I put George's 68 board in it and it is a COMPLETLEY different amp now and has the stock PCB beat hands down.
Is it the PTP construction? Maybe. Is it the grade of components? You betcha.
I had thought about changing just the caps on my PCB but I thought it would be cool to go all the way and just build a board.
Point being....I know what I like to hear and what will achive that for me and I stick with what works.
If it ain't broke don't fix it.
If it's a PCB ( or a PTP for that matter) with crappy components...fix it ASAP with a Metro board, screw all of the marketing hype and get on with the task at hand....PLAYING
Peace
You had an SLP and put in a 68 board. Though the circuit is similar there are minor changes to it from 68 to the SLP.
My argument to the whole thing is Would your SLP sound the same with upgraded caps and resistors using the stock board vs. using a PTP board of the SLP circuit using the same exact parts removed from the stock board.
With that in mind, you like the Marshall sound you grew up with from the late 60's. The board you installed in your amp being PTP. If you were to get a PCB board of that same circuit and use the componants off your PTP board could you tell the difference?
This is the only way that I think one can really tell if the tone is actually different. In doing this though you would have to do a blind test with you as the owner not knowing which board you were playing through.
George relates it all back to componants. I think he is right. The circuit is the same. The electricity is flowing through the circuit the same way from componant to componant, if that signal is going through crappy stock parts it will not sound as good as running through good parts. I also believe that this argument between PTP and PCB for the majority of those who argue this boils down to elitism and aesthetics where tone sometimes takes a backseat.

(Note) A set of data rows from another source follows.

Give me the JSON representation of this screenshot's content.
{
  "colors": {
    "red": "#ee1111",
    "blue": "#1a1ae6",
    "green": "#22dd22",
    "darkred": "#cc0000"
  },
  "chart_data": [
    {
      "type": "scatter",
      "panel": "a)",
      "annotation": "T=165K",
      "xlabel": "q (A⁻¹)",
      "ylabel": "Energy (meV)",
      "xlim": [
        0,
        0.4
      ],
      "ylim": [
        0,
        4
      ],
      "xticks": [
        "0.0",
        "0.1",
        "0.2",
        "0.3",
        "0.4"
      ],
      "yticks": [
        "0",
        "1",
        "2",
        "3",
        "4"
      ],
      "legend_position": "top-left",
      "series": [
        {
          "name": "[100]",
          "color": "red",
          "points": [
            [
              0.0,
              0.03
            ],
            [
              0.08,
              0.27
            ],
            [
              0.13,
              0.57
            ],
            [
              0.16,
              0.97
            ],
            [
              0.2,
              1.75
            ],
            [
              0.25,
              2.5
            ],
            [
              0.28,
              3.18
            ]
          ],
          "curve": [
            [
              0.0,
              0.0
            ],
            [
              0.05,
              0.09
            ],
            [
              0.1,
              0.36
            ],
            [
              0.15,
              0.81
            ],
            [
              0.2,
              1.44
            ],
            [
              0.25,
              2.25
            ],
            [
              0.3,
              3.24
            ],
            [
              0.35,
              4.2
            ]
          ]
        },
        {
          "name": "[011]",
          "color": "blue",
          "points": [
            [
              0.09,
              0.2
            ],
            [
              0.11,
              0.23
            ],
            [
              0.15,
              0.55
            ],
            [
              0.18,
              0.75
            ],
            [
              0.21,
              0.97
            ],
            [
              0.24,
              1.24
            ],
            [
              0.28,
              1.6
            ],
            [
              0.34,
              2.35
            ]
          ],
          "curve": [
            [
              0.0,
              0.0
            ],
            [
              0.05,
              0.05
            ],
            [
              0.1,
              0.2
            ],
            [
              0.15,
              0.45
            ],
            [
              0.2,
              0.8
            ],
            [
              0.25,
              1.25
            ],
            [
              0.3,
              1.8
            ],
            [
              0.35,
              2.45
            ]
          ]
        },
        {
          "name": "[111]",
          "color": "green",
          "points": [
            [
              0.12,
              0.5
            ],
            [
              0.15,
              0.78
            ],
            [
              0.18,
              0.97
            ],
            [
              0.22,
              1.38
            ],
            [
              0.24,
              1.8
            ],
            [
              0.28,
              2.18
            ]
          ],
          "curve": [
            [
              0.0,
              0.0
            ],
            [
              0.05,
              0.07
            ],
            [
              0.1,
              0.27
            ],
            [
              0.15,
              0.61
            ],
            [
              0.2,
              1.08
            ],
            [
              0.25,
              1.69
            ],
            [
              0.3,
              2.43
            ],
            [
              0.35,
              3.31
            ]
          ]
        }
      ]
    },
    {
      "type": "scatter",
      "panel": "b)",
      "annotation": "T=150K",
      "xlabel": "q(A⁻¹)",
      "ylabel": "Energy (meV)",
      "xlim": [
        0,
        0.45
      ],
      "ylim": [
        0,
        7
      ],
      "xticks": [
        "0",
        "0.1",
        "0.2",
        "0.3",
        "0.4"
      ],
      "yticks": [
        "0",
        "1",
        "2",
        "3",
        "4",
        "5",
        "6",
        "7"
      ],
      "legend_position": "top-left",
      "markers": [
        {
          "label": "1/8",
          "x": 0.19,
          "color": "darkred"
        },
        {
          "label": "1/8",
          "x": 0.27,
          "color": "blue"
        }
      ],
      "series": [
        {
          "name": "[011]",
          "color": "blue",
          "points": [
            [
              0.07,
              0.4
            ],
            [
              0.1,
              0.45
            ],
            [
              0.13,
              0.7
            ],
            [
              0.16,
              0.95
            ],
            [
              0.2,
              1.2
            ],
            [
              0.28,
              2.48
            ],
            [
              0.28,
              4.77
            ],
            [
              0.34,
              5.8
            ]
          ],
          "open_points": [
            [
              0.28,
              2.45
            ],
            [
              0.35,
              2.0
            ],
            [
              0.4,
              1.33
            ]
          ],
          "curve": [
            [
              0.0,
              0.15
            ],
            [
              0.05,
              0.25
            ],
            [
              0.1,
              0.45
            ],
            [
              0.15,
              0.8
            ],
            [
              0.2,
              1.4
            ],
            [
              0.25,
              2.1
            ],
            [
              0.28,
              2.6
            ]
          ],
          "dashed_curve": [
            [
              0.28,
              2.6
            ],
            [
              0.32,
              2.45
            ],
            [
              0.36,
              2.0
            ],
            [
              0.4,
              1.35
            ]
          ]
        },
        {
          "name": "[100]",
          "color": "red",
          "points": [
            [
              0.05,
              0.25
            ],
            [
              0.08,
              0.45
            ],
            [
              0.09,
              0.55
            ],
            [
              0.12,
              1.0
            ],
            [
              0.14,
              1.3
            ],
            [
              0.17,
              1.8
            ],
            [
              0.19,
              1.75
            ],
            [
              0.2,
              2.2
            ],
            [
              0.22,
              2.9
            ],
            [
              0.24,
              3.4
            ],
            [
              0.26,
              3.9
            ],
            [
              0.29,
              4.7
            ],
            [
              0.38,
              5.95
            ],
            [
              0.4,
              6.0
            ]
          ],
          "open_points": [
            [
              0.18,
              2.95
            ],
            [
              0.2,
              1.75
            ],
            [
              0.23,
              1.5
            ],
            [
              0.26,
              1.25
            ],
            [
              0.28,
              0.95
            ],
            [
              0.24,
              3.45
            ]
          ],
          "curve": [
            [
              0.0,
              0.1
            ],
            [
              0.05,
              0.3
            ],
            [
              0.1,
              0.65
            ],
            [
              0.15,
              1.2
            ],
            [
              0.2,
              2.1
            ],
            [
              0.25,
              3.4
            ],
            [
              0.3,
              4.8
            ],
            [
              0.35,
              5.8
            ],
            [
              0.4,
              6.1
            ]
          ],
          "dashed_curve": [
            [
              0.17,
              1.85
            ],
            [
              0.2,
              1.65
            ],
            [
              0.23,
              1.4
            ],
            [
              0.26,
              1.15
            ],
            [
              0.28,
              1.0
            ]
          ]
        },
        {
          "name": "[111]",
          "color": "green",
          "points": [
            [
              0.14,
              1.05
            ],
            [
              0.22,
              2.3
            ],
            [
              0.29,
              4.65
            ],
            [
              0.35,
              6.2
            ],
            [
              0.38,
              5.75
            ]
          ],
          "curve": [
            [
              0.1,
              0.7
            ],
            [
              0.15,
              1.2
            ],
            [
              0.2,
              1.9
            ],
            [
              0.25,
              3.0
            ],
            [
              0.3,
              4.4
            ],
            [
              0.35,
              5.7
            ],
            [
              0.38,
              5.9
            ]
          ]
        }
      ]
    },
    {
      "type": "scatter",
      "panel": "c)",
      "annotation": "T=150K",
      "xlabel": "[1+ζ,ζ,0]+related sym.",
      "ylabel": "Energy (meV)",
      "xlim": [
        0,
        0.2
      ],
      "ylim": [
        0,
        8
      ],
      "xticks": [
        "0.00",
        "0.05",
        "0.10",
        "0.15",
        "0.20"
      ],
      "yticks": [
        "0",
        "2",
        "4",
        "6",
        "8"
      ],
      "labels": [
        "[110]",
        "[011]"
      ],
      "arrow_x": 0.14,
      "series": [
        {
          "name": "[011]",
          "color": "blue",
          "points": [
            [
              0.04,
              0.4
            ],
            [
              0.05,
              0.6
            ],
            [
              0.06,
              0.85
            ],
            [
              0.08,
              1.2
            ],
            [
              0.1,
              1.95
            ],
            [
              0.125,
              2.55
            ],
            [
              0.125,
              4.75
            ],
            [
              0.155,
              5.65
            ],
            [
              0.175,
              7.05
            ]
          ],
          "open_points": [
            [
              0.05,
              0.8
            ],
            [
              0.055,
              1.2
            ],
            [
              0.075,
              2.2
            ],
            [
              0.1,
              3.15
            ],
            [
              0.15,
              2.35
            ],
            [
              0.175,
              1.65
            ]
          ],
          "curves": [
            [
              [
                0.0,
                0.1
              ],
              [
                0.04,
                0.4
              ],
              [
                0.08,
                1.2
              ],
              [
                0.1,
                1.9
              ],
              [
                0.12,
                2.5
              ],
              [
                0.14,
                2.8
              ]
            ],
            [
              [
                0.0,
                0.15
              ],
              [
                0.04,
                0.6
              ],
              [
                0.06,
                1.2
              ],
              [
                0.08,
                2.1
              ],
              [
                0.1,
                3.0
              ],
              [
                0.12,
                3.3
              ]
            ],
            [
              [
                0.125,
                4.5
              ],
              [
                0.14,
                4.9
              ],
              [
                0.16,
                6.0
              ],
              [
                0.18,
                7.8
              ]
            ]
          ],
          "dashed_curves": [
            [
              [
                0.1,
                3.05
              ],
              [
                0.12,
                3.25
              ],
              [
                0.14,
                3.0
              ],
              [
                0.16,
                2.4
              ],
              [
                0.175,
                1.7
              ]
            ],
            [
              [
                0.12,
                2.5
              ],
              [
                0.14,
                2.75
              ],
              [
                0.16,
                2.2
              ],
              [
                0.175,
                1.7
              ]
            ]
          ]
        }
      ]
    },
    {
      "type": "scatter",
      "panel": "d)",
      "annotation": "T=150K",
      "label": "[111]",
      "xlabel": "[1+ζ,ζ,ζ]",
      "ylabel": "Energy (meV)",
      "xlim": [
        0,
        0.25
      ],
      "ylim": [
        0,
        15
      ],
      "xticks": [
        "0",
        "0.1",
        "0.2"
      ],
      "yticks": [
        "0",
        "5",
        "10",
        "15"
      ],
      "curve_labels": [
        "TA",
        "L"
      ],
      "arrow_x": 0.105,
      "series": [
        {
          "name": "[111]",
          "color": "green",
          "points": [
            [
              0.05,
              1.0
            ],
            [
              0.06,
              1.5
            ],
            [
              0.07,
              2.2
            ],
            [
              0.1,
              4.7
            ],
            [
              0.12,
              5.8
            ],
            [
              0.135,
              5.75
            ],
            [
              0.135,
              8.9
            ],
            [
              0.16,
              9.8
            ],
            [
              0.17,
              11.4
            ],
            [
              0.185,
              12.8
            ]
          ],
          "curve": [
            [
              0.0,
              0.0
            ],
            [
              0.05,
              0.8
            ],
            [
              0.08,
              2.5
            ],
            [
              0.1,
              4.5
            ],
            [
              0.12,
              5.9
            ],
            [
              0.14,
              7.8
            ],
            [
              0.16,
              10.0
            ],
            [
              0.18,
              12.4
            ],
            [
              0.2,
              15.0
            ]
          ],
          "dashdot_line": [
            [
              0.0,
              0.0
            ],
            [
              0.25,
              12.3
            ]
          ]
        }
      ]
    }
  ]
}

I play a JCM800 1959. I would love to check out a PTP board if nothing else but for maintenance. But I do not want to drill holes in the chassis for mounting studs for the board. I am left to only upgrade the componants on the PCB.
I wasn't responding to your post, just giving my thoughts on the topic as a whole. Sorry, didn't mean for it to come across that way
Actually, I thought what you said made perfect sense.
I had thought about changing just the caps on my PCB but I thought it would be fun to go all the way and just build a board.
I personally don't think that there would be much difference ( in any) between PTP and PCBs. I think it all comes down the grade of components used. As I say, my PCB sounded really good but it was not the sound I wanted and I attributed that to the components.
I like PTP, if for no other reason, because it is much easier to swap out components.
I think my amp would sound the same as it does now if the Sozo caps, MO and CF resistors where mounted on a PCB but I think it would be good to be able to do a blind test just for the sake of being able to settle my curiosities.
As for Mesa amps, FWIW A amp tech I know, told me a few years back that he has more Mesa's come across his bench than anything else because they seem to be geared to run hot.